With a triumphant grunt, the tiefling finished dumping the contents of the bookcase and reached around it to grasp one edge of the heavy piece. She set herself there and heaved, trying to pull it away from the wall. Her tail arched upward for balance, lifting the back of her skirt and affording Aavi an eyecatching view of her strong glutes as she worked. He tried not to stare.
The bookcase resisted, top-heavy and awkward, as Ardour growled and pulled for all she was worth. Aavi could see she was trying to swing it away from the wall, but it wasn't cooperating. In fact it was wobbling alarmingly.
"Careful, it's going to tip-" he cautioned, unsure whether to intervene.
"Just need to... drag..." Ardour had her teeth clenched with the effort, sinewy muscles standing out on her bare arms as she heaved at it.
She clearly had a vision, but the bookcase wasn't going along with it. In fact, Aavi could see the moment that its swaying progress reached the point of no return.
"Look out!" he cried, just as the tiefling threw herself aside with a curse. The heavy bookcase pitched forward and crashed down onto its front with a boom that rattled the balcony. A dark space lay behind it, where there should have been only a wall.
"Are you ok?!" Aavi scrambled over the fallen bookcase and through the choking cloud of dust it had thrown up to find Ardour sitting on the ground clutching her shoulder. She was grinning though, sharp pearly teeth bright in the lantern-light.
"Found it."
She had, Aavi had to agree, found something.

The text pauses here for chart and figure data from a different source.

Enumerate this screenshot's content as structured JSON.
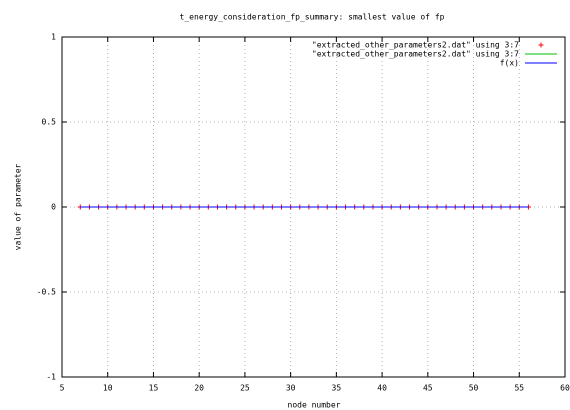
{
  "chart_data": {
    "type": "line",
    "title": "t_energy_consideration_fp_summary: smallest value of fp",
    "xlabel": "node number",
    "ylabel": "value of parameter",
    "x": [
      7,
      8,
      9,
      10,
      11,
      12,
      13,
      14,
      15,
      16,
      17,
      18,
      19,
      20,
      21,
      22,
      23,
      24,
      25,
      26,
      27,
      28,
      29,
      30,
      31,
      32,
      33,
      34,
      35,
      36,
      37,
      38,
      39,
      40,
      41,
      42,
      43,
      44,
      45,
      46,
      47,
      48,
      49,
      50,
      51,
      52,
      53,
      54,
      55,
      56
    ],
    "series": [
      {
        "name": "\"extracted_other_parameters2.dat\" using 3:7",
        "color": "#ff0000",
        "style": "points",
        "values": [
          0,
          0,
          0,
          0,
          0,
          0,
          0,
          0,
          0,
          0,
          0,
          0,
          0,
          0,
          0,
          0,
          0,
          0,
          0,
          0,
          0,
          0,
          0,
          0,
          0,
          0,
          0,
          0,
          0,
          0,
          0,
          0,
          0,
          0,
          0,
          0,
          0,
          0,
          0,
          0,
          0,
          0,
          0,
          0,
          0,
          0,
          0,
          0,
          0,
          0
        ]
      },
      {
        "name": "\"extracted_other_parameters2.dat\" using 3:7",
        "color": "#00c000",
        "style": "lines",
        "values": [
          0,
          0,
          0,
          0,
          0,
          0,
          0,
          0,
          0,
          0,
          0,
          0,
          0,
          0,
          0,
          0,
          0,
          0,
          0,
          0,
          0,
          0,
          0,
          0,
          0,
          0,
          0,
          0,
          0,
          0,
          0,
          0,
          0,
          0,
          0,
          0,
          0,
          0,
          0,
          0,
          0,
          0,
          0,
          0,
          0,
          0,
          0,
          0,
          0,
          0
        ]
      },
      {
        "name": "f(x)",
        "color": "#0000ff",
        "style": "lines",
        "values": [
          0,
          0,
          0,
          0,
          0,
          0,
          0,
          0,
          0,
          0,
          0,
          0,
          0,
          0,
          0,
          0,
          0,
          0,
          0,
          0,
          0,
          0,
          0,
          0,
          0,
          0,
          0,
          0,
          0,
          0,
          0,
          0,
          0,
          0,
          0,
          0,
          0,
          0,
          0,
          0,
          0,
          0,
          0,
          0,
          0,
          0,
          0,
          0,
          0,
          0
        ]
      }
    ],
    "xlim": [
      5,
      60
    ],
    "xticks": [
      5,
      10,
      15,
      20,
      25,
      30,
      35,
      40,
      45,
      50,
      55,
      60
    ],
    "ylim": [
      -1,
      1
    ],
    "yticks": [
      -1,
      -0.5,
      0,
      0.5,
      1
    ],
    "grid": true,
    "legend": "top-right"
  }
}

---------------------------------------------
The faintest desert breeze brought a thousand scents to Zarel's nose. It was a sense she still didn't understand, maybe never fully would understand, but it was always working. Her concentration wandered, mind flickering between conscious thoughts and base bestial impulses, but her nose was always alert, always trustworthy.
Right now she didn't know whether to trust it. Her nose said there were Seraph, or at least people wearing that familiar bronze armour, where Seraph most definitely should not be.
The ruined church before her was much too far from the Abbey for them to have visited safely. Its narrow windows were dark and admitted precious little of the ambient moonlight, leaving the interior shrouded in gloom. The roof looked ready to collapse inwards at any provocation. Zarel's Seraph training told her this was a potential deathtrap of either monsters or falling masonry.
And yet, that familiar scent drifted out through the darkened doorway. Acrid metallic tang of bronze and copper, oiled leather, human sweat. It had to be Seraph. And that meant it had to be her missing friends.
Zarel drew closer, letting her bulk block out the moonlight passing through the building's entrance. She listened for any reaction, but the ruin remained as still as it had been. The doorway was human-sized and she'd be vulnerable as she squeezed in through it, but there was nothing else for it. She ducked her head, hunched her shoulders and squirmed under the ancient stone lintel.